Luz del Sur (BVL: LUSURC1) is a Peruvian utility company involved in electric power distribution to more than 800 thousand customers in 30 districts in the southeast of Lima. It is one of the largest electricity distributors in Peru, holding over 30% of the electricity distribution market. As an electricity distributor Luz del Sur is considered a natural monopoly. Luz del Sur's CEO since 1999 is Mile Cacic, an economist by trade.

Luz del Sur also provides services such as maintaining internal installations and electrical networks, industrial and commercial lightning projects as well as energy diagnoses. The company’s subsidiaries include Inmobiliaria Luz del Sur SA, a company active in the real estate sector; Luz del Sur International AVV, an investment company with operations established in Aruba (West Indies); and Edecanete SA, a company also engaged in electric power distribution.

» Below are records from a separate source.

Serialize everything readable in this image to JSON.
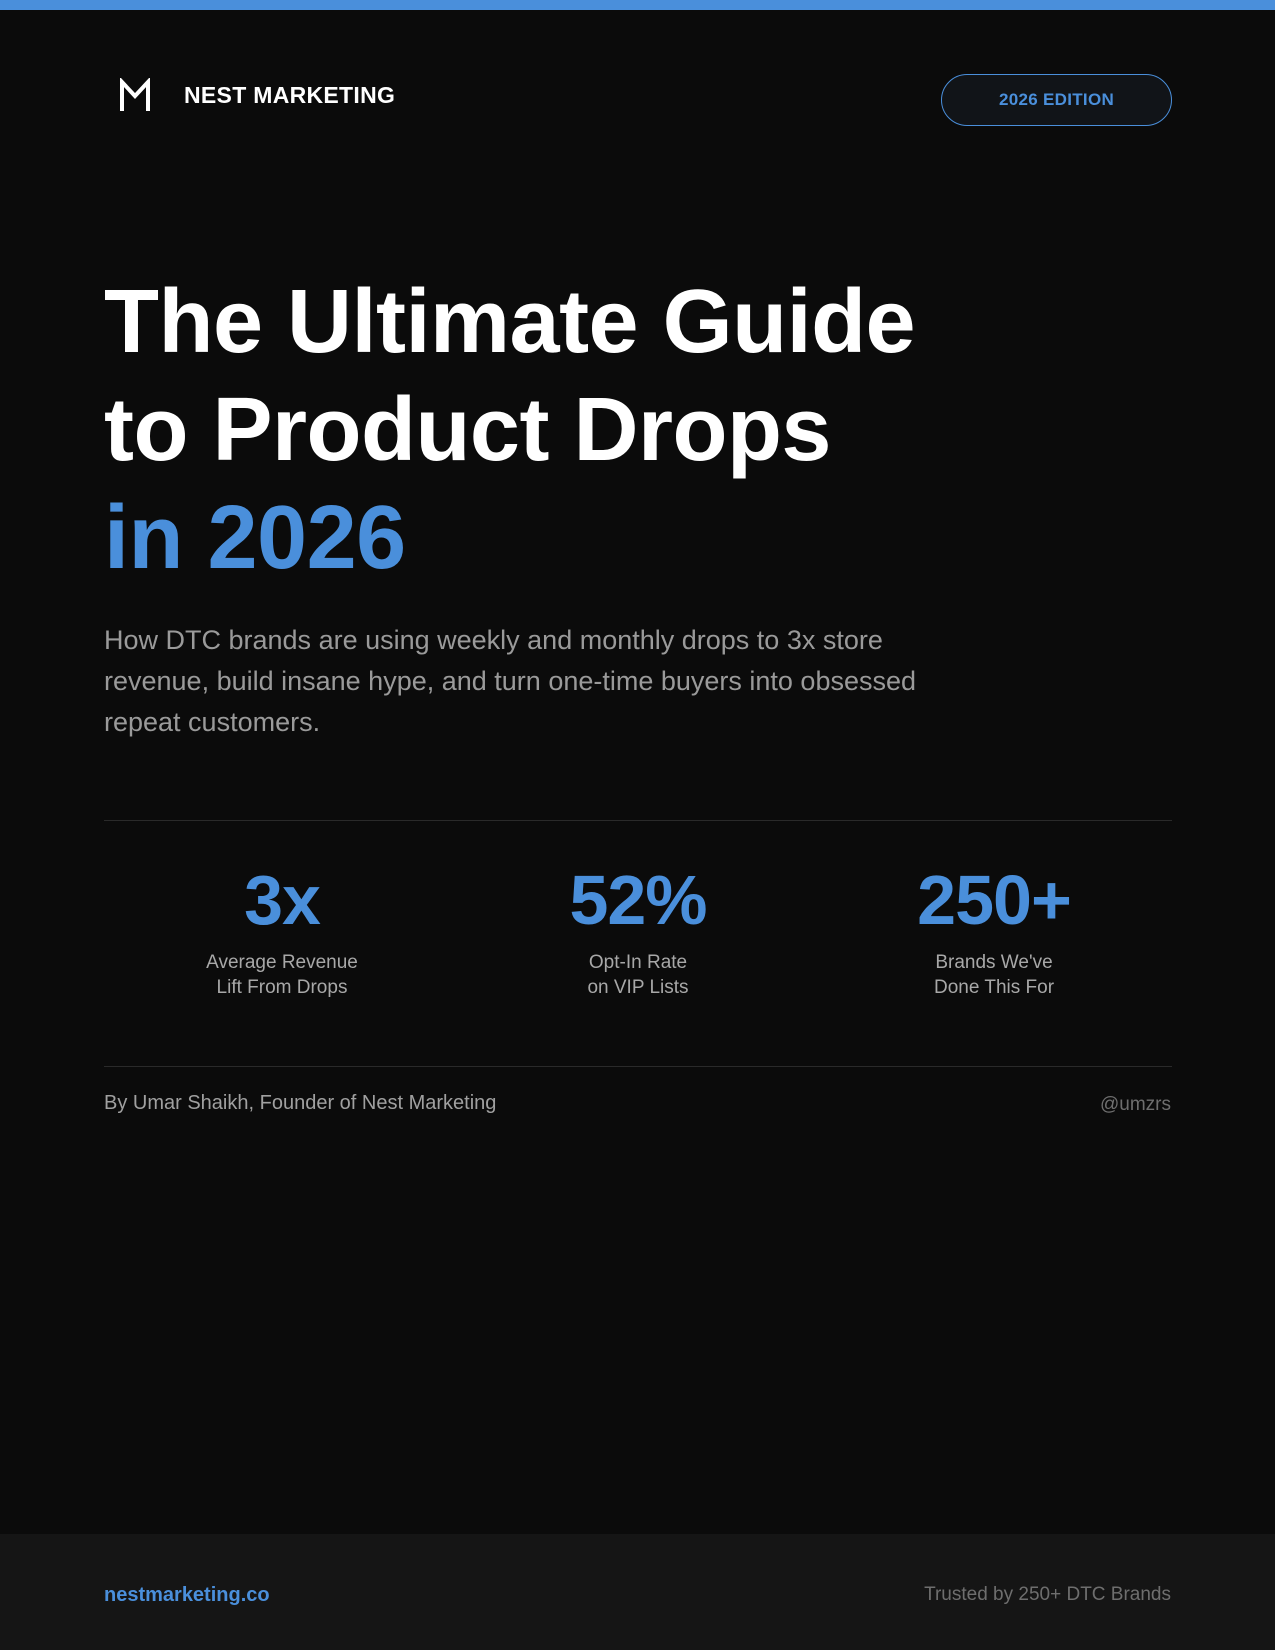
{
  "theme": {
    "accent": "#4a8fdb",
    "background": "#0b0b0b",
    "footer_background": "#151515"
  },
  "header": {
    "logo_icon": "m-logo-icon",
    "brand_name": "NEST MARKETING",
    "edition": "2026 EDITION"
  },
  "hero": {
    "title_line1": "The Ultimate Guide",
    "title_line2": "to Product Drops",
    "title_line3": "in 2026",
    "subtitle": "How DTC brands are using weekly and monthly drops to 3x store revenue, build insane hype, and turn one-time buyers into obsessed repeat customers."
  },
  "stats": [
    {
      "value": "3x",
      "label_line1": "Average Revenue",
      "label_line2": "Lift From Drops"
    },
    {
      "value": "52%",
      "label_line1": "Opt-In Rate",
      "label_line2": "on VIP Lists"
    },
    {
      "value": "250+",
      "label_line1": "Brands We've",
      "label_line2": "Done This For"
    }
  ],
  "author": {
    "byline": "By Umar Shaikh, Founder of Nest Marketing",
    "handle": "@umzrs"
  },
  "footer": {
    "website": "nestmarketing.co",
    "trust": "Trusted by 250+ DTC Brands"
  }
}
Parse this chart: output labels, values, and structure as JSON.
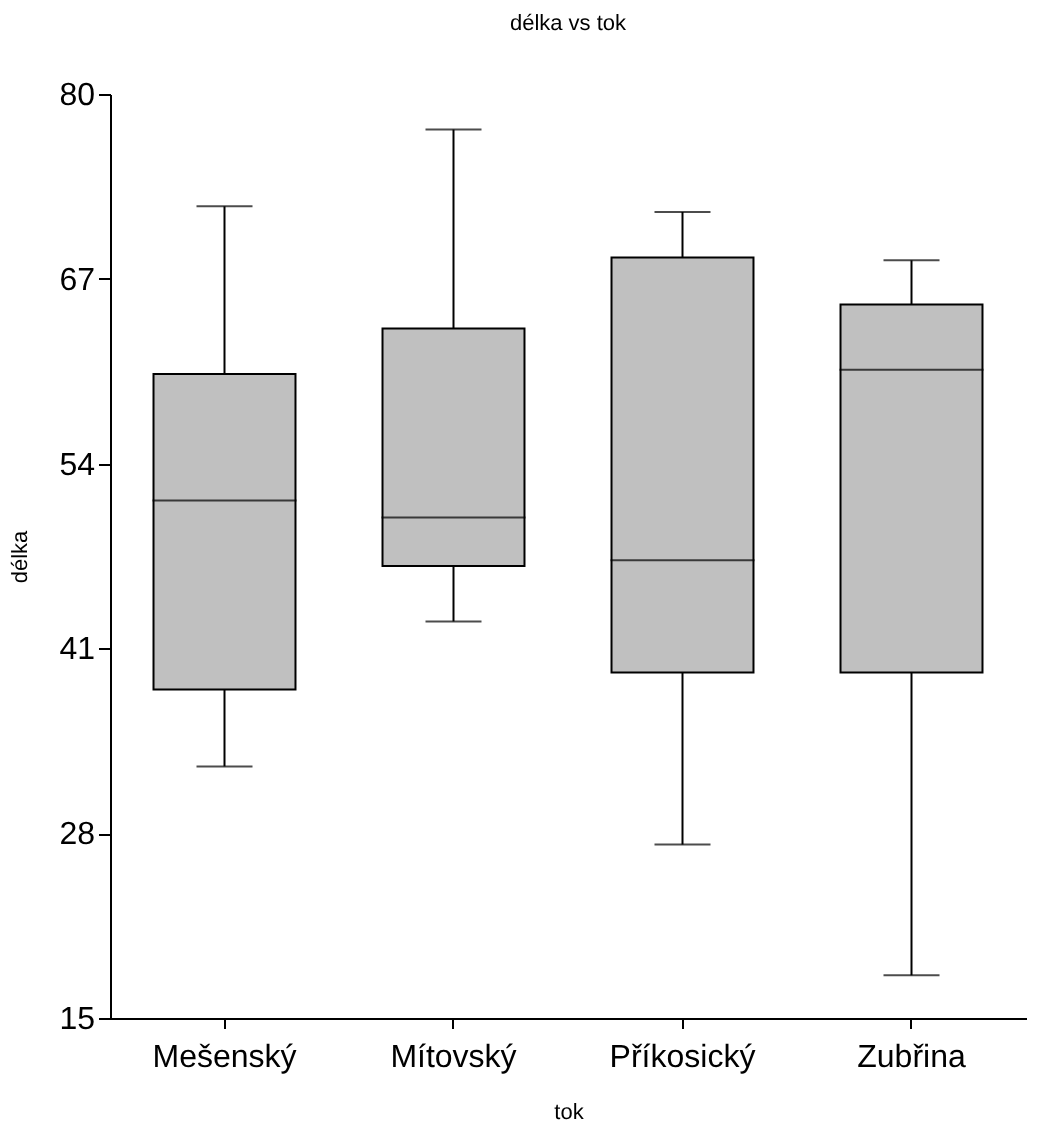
{
  "chart_data": {
    "type": "box",
    "title": "délka vs tok",
    "xlabel": "tok",
    "ylabel": "délka",
    "categories": [
      "Mešenský",
      "Mítovský",
      "Příkosický",
      "Zubřina"
    ],
    "color": "#c0c0c0",
    "boxes": [
      {
        "low": 32.7,
        "q1": 38.1,
        "median": 51.4,
        "q3": 60.3,
        "high": 72.1
      },
      {
        "low": 42.9,
        "q1": 46.8,
        "median": 50.2,
        "q3": 63.5,
        "high": 77.5
      },
      {
        "low": 27.2,
        "q1": 39.3,
        "median": 47.2,
        "q3": 68.5,
        "high": 71.7
      },
      {
        "low": 18.0,
        "q1": 39.3,
        "median": 60.6,
        "q3": 65.2,
        "high": 68.3
      }
    ],
    "ylim": [
      15,
      80
    ],
    "yticks": [
      15,
      28,
      41,
      54,
      67,
      80
    ]
  }
}
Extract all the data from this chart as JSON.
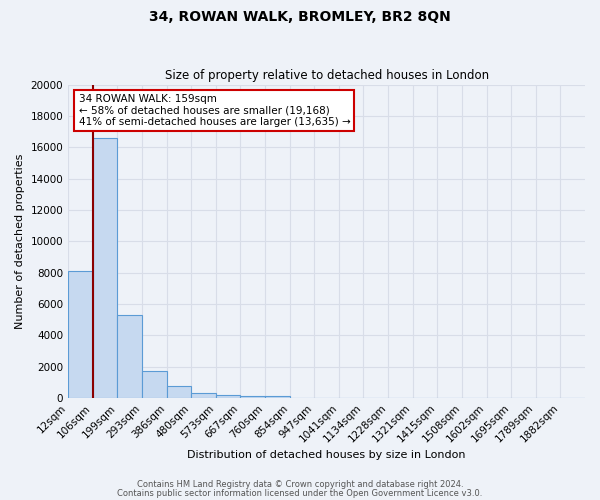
{
  "title": "34, ROWAN WALK, BROMLEY, BR2 8QN",
  "subtitle": "Size of property relative to detached houses in London",
  "xlabel": "Distribution of detached houses by size in London",
  "ylabel": "Number of detached properties",
  "bar_labels": [
    "12sqm",
    "106sqm",
    "199sqm",
    "293sqm",
    "386sqm",
    "480sqm",
    "573sqm",
    "667sqm",
    "760sqm",
    "854sqm",
    "947sqm",
    "1041sqm",
    "1134sqm",
    "1228sqm",
    "1321sqm",
    "1415sqm",
    "1508sqm",
    "1602sqm",
    "1695sqm",
    "1789sqm",
    "1882sqm"
  ],
  "bar_values": [
    8100,
    16600,
    5300,
    1750,
    750,
    300,
    200,
    100,
    150,
    0,
    0,
    0,
    0,
    0,
    0,
    0,
    0,
    0,
    0,
    0,
    0
  ],
  "bar_color": "#c6d9f0",
  "bar_edge_color": "#5b9bd5",
  "ylim": [
    0,
    20000
  ],
  "yticks": [
    0,
    2000,
    4000,
    6000,
    8000,
    10000,
    12000,
    14000,
    16000,
    18000,
    20000
  ],
  "property_line_color": "#8b0000",
  "annotation_title": "34 ROWAN WALK: 159sqm",
  "annotation_line1": "← 58% of detached houses are smaller (19,168)",
  "annotation_line2": "41% of semi-detached houses are larger (13,635) →",
  "annotation_box_color": "#ffffff",
  "annotation_box_edge": "#cc0000",
  "footer1": "Contains HM Land Registry data © Crown copyright and database right 2024.",
  "footer2": "Contains public sector information licensed under the Open Government Licence v3.0.",
  "background_color": "#eef2f8",
  "grid_color": "#d8dde8",
  "title_fontsize": 10,
  "subtitle_fontsize": 8.5,
  "ylabel_fontsize": 8,
  "xlabel_fontsize": 8,
  "tick_fontsize": 7.5,
  "footer_fontsize": 6
}
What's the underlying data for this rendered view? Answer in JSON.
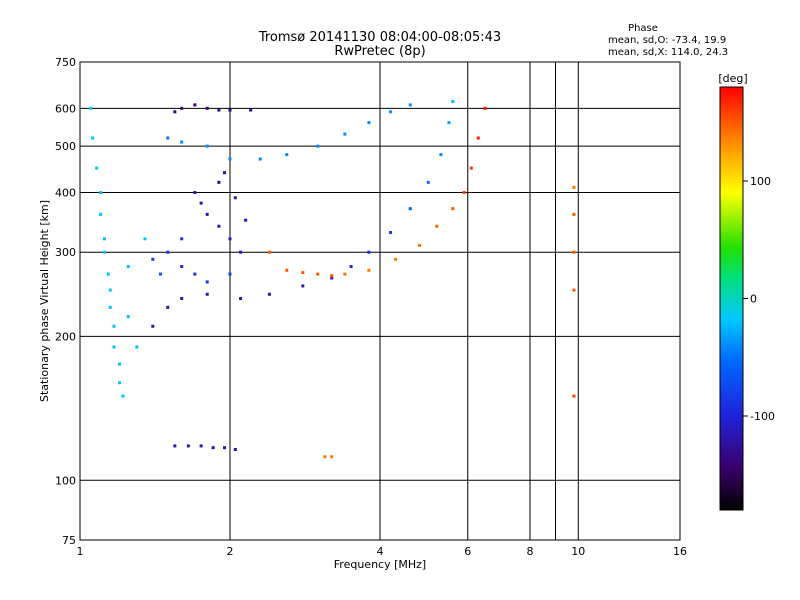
{
  "chart_data": {
    "type": "scatter",
    "title": "Tromsø 20141130 08:04:00-08:05:43",
    "subtitle": "RwPretec (8p)",
    "xlabel": "Frequency [MHz]",
    "ylabel": "Stationary phase Virtual Height [km]",
    "x_scale": "log",
    "y_scale": "log",
    "xlim": [
      1,
      16
    ],
    "ylim": [
      75,
      750
    ],
    "x_ticks": [
      1,
      2,
      4,
      6,
      8,
      10,
      16
    ],
    "x_minor_ticks": [
      9
    ],
    "y_ticks": [
      75,
      100,
      200,
      300,
      400,
      500,
      600,
      750
    ],
    "grid": true,
    "stats": {
      "heading": "Phase",
      "line_o": "mean, sd,O: -73.4, 19.9",
      "line_x": "mean, sd,X: 114.0, 24.3"
    },
    "colorbar": {
      "unit": "[deg]",
      "range": [
        -180,
        180
      ],
      "ticks": [
        100,
        0,
        -100
      ]
    },
    "series": [
      {
        "points": [
          [
            1.05,
            600,
            -20
          ],
          [
            1.06,
            520,
            -20
          ],
          [
            1.08,
            450,
            -20
          ],
          [
            1.1,
            400,
            -20
          ],
          [
            1.1,
            360,
            -20
          ],
          [
            1.12,
            320,
            -20
          ],
          [
            1.12,
            300,
            -20
          ],
          [
            1.14,
            270,
            -20
          ],
          [
            1.15,
            250,
            -20
          ],
          [
            1.15,
            230,
            -20
          ],
          [
            1.17,
            210,
            -20
          ],
          [
            1.17,
            190,
            -20
          ],
          [
            1.2,
            175,
            -20
          ],
          [
            1.2,
            160,
            -20
          ],
          [
            1.22,
            150,
            -20
          ],
          [
            1.25,
            280,
            -20
          ],
          [
            1.25,
            220,
            -20
          ],
          [
            1.3,
            190,
            -20
          ],
          [
            1.35,
            320,
            -20
          ],
          [
            1.4,
            210,
            -120
          ],
          [
            1.5,
            230,
            -120
          ],
          [
            1.6,
            240,
            -120
          ],
          [
            1.8,
            245,
            -120
          ],
          [
            2.1,
            240,
            -120
          ],
          [
            2.4,
            245,
            -120
          ],
          [
            2.8,
            255,
            -115
          ],
          [
            3.2,
            265,
            -110
          ],
          [
            3.5,
            280,
            -100
          ],
          [
            3.8,
            300,
            -95
          ],
          [
            4.2,
            330,
            -85
          ],
          [
            4.6,
            370,
            -60
          ],
          [
            5.0,
            420,
            -50
          ],
          [
            5.3,
            480,
            -40
          ],
          [
            5.5,
            560,
            -30
          ],
          [
            5.6,
            620,
            -25
          ],
          [
            3.4,
            270,
            140
          ],
          [
            3.8,
            275,
            140
          ],
          [
            4.3,
            290,
            140
          ],
          [
            4.8,
            310,
            140
          ],
          [
            5.2,
            340,
            145
          ],
          [
            5.6,
            370,
            150
          ],
          [
            5.9,
            400,
            160
          ],
          [
            6.1,
            450,
            165
          ],
          [
            6.3,
            520,
            170
          ],
          [
            6.5,
            600,
            175
          ],
          [
            2.4,
            300,
            150
          ],
          [
            2.6,
            275,
            150
          ],
          [
            2.8,
            272,
            150
          ],
          [
            3.0,
            270,
            150
          ],
          [
            3.2,
            268,
            150
          ],
          [
            1.55,
            590,
            -140
          ],
          [
            1.6,
            600,
            -140
          ],
          [
            1.7,
            610,
            -145
          ],
          [
            1.8,
            600,
            -140
          ],
          [
            1.9,
            595,
            -130
          ],
          [
            2.0,
            595,
            -130
          ],
          [
            2.2,
            595,
            -120
          ],
          [
            1.5,
            520,
            -50
          ],
          [
            1.6,
            510,
            -40
          ],
          [
            1.8,
            500,
            -40
          ],
          [
            2.0,
            470,
            -40
          ],
          [
            2.3,
            470,
            -40
          ],
          [
            2.6,
            480,
            -40
          ],
          [
            3.0,
            500,
            -40
          ],
          [
            3.4,
            530,
            -40
          ],
          [
            3.8,
            560,
            -40
          ],
          [
            4.2,
            590,
            -40
          ],
          [
            4.6,
            610,
            -40
          ],
          [
            1.7,
            400,
            -120
          ],
          [
            1.75,
            380,
            -120
          ],
          [
            1.8,
            360,
            -120
          ],
          [
            1.9,
            340,
            -115
          ],
          [
            2.0,
            320,
            -110
          ],
          [
            2.1,
            300,
            -110
          ],
          [
            1.6,
            280,
            -100
          ],
          [
            1.7,
            270,
            -90
          ],
          [
            1.8,
            260,
            -90
          ],
          [
            2.0,
            270,
            -80
          ],
          [
            1.5,
            300,
            -85
          ],
          [
            1.6,
            320,
            -95
          ],
          [
            1.4,
            290,
            -80
          ],
          [
            1.45,
            270,
            -70
          ],
          [
            1.9,
            420,
            -130
          ],
          [
            1.95,
            440,
            -130
          ],
          [
            2.05,
            390,
            -120
          ],
          [
            2.15,
            350,
            -115
          ],
          [
            1.55,
            118,
            -120
          ],
          [
            1.65,
            118,
            -120
          ],
          [
            1.75,
            118,
            -120
          ],
          [
            1.85,
            117,
            -120
          ],
          [
            1.95,
            117,
            -120
          ],
          [
            2.05,
            116,
            -120
          ],
          [
            3.1,
            112,
            140
          ],
          [
            3.2,
            112,
            140
          ],
          [
            9.8,
            410,
            140
          ],
          [
            9.8,
            360,
            150
          ],
          [
            9.8,
            300,
            150
          ],
          [
            9.8,
            250,
            150
          ],
          [
            9.8,
            150,
            160
          ]
        ]
      }
    ]
  }
}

On January 19, 2011, AEI (indirect owner of 37.97% of Luz del Sur) reported that it had entered into an agreement with Sempra Energy International to sell it its entire stake in the company.

As of 2016, company is building a 100-megawatt hydroelectric power plant on the Urubamba River in the Cusco region, "Santa Teresa". Luz del Sur has also studied several other possible projects, including a 268-MW hydroelectric power plant (which would have been "Santa Teresa II"), as well as a 192-MW power plant in the Junin region. It performed the Santa Teresa II feasibility study in 2013, and the Junin region plant study in 2015.

In the year 2020, the Chinese company, China Yangtze Power of the China Three Gorges Corporation acquired this company.